Today’s brief musing was prompted by an article this past Saturday in the New York Times:
It May be a Nonprofit Theater, but the Tickets Look For-Profit
It lists the ways in which nonprofit theaters in New York are acting more and more like their for-profit brethren: raising ticket prices, partnering with commercial producers to mount sure-fire hits, renting out space, rotating in established blockbusters and hiring star actors.
The article summarizes the justification for nonprofit theaters as places where “new works with homegrown actors are produced, where challenging Pulitzer Prize-winning plays are introduced, and where, until recently, ticket prices where low.” But clearly, activities focused on these ends alone are not paying the bills.

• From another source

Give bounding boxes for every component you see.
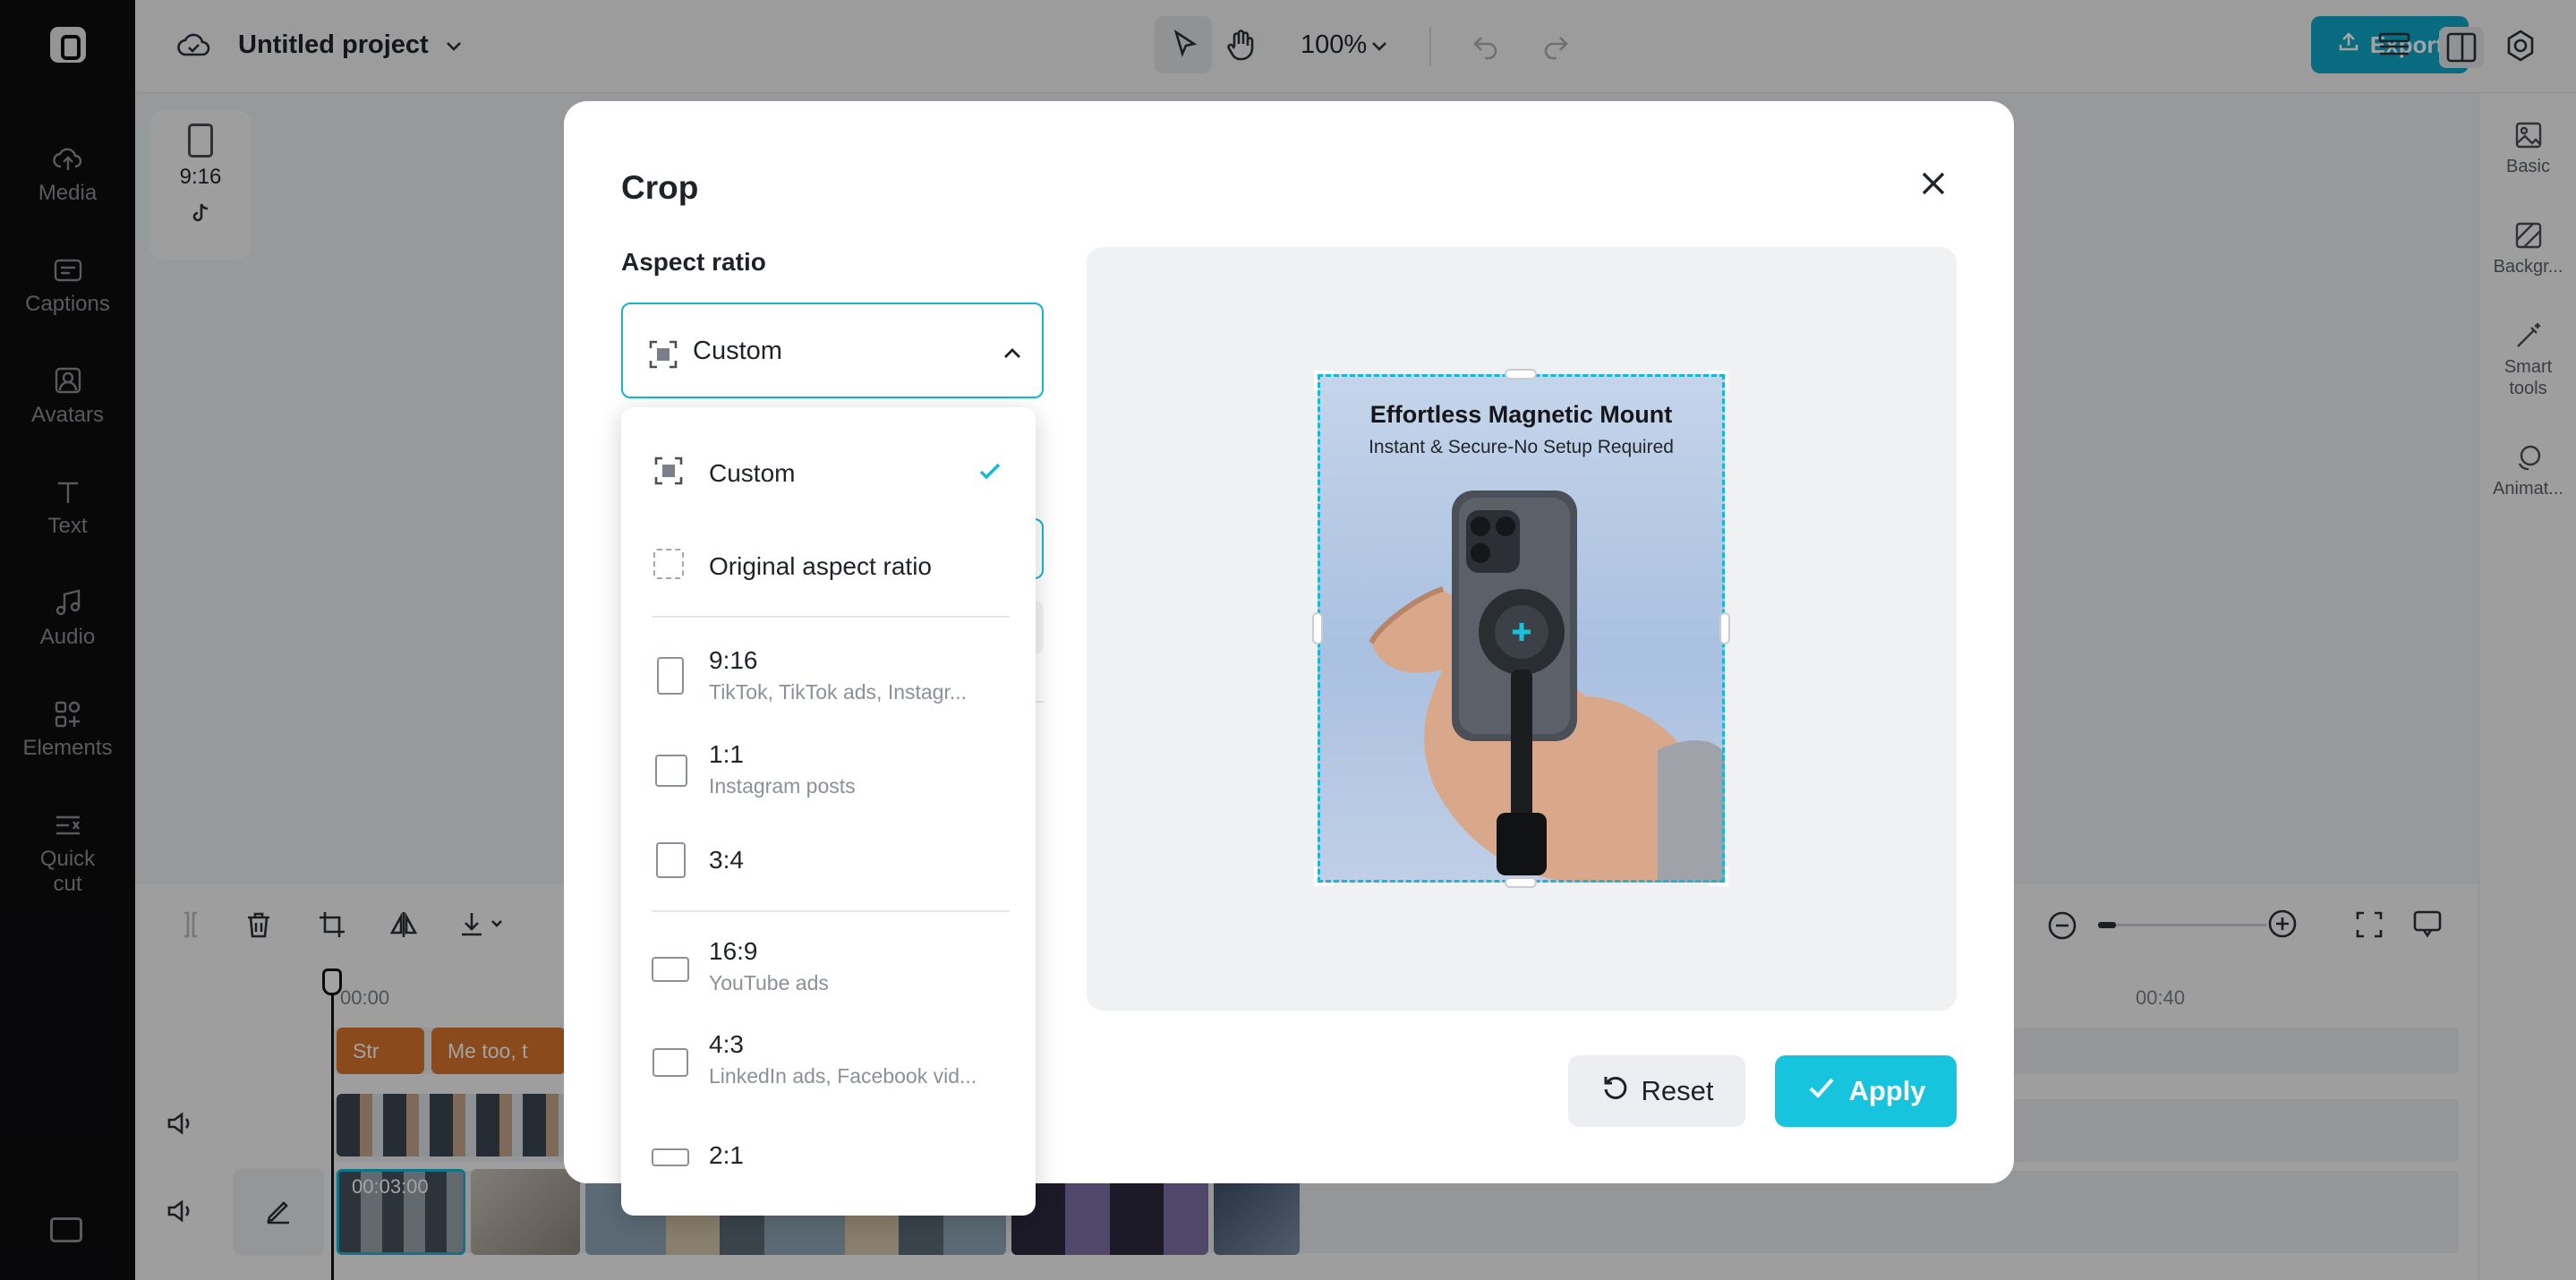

All of which raises a disturbing prospect of how long theaters can flirt with having their tax-exempt cake and eating it, too. I find this story disturbingly reminiscent of the way in which nonprofit hospitals (among the largest recipients of charitable donations) are increasingly coming into question for behaving in ways indistinguishable from for-profit hospitals. This has led to practical consequences such as the City of Pittsburgh challenging the tax-exempt status of the University of Pittsburgh Medical Center, which in turn prompted legislation currently waiting voter approval that would give Pennsylvania the power to determine tax status, shielding nonpos from cash-strapped municipalities scrambling to find funds.
The theater story leaves me (and museums) with the following questions:
- How far can nonprofits pursue “business-like” income opportunities without erasing the distinction, in the public eye, between their operations and those of a straight-up for-profit enterprise?

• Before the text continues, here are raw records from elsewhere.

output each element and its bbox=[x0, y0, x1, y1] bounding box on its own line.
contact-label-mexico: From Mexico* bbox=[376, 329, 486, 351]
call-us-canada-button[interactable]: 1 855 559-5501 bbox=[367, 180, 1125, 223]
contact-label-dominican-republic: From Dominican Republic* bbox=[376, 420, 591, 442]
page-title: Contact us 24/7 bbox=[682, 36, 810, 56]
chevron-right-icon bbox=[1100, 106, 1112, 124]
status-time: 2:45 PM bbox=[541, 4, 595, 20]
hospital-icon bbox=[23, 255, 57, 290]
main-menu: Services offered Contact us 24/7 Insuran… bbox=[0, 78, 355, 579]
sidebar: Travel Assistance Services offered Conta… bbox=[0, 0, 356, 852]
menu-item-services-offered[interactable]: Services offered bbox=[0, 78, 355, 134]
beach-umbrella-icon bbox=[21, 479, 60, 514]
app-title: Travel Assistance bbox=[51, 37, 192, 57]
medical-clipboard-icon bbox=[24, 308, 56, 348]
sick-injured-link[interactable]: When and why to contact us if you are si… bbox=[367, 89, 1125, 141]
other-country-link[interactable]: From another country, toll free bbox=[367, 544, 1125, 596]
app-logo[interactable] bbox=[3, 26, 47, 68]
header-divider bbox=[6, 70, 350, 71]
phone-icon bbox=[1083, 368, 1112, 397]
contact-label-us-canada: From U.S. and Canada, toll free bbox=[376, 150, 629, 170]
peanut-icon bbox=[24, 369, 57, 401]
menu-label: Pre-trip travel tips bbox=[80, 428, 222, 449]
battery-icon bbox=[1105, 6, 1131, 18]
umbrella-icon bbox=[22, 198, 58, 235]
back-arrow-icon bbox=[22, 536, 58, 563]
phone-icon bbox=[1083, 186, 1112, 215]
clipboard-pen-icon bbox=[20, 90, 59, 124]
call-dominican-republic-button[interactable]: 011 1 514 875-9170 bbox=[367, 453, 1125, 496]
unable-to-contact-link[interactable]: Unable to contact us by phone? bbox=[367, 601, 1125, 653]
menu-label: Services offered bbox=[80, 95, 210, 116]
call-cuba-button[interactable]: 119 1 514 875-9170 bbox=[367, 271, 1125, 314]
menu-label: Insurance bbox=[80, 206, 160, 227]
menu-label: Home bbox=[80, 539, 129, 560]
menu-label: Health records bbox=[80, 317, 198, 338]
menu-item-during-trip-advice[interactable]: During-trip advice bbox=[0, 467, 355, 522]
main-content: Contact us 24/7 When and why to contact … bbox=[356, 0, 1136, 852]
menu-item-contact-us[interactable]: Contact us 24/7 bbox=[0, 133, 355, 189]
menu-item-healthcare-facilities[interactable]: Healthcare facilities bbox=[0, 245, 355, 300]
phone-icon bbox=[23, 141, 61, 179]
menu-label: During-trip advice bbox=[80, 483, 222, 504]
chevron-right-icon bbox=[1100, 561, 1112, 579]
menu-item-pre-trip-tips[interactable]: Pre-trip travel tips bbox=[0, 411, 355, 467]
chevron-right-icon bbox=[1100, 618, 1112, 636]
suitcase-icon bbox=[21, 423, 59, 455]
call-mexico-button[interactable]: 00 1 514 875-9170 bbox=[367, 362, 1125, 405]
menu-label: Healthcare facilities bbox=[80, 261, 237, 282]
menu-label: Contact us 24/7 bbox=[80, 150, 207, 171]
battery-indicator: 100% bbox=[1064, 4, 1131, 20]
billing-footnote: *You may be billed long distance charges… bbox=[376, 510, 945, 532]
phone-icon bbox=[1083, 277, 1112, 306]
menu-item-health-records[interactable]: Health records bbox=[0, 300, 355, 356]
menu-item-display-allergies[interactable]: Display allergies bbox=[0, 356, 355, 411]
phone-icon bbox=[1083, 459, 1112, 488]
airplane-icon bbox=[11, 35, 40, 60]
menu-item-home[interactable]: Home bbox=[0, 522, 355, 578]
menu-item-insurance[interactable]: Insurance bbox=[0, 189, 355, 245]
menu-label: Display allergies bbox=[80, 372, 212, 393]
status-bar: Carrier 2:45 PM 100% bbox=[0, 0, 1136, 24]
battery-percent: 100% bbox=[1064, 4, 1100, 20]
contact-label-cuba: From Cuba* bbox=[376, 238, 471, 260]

- How much public benefit does a nonprofit have to offer to justify public tax support? The NYT article cites the span of nonprofit ticket prices as being from $25 to the new high of $162, and that of for-profit Broadway shows as typically being $200-$477. But last minute and student discount tickets to Broadway shows are often available for $20-$30. At what point does public subsidy of nonprofit status cease to make art substantially more creative, or more accessible?
- There are already segments of the museum field (notably aquariums) that have successful for-profit counterparts. The nonprofit Georgia Aquarium has already been accused of trying to import and exhibit Beluga whales for their entertainment value, rather than benefits to research and conservation. How long before we see an article in the NYT or the Nonprofit Quarterly is examining the basis behind the nonprofit for-profit distinction for aquariums? And how will we, as a sector, respond?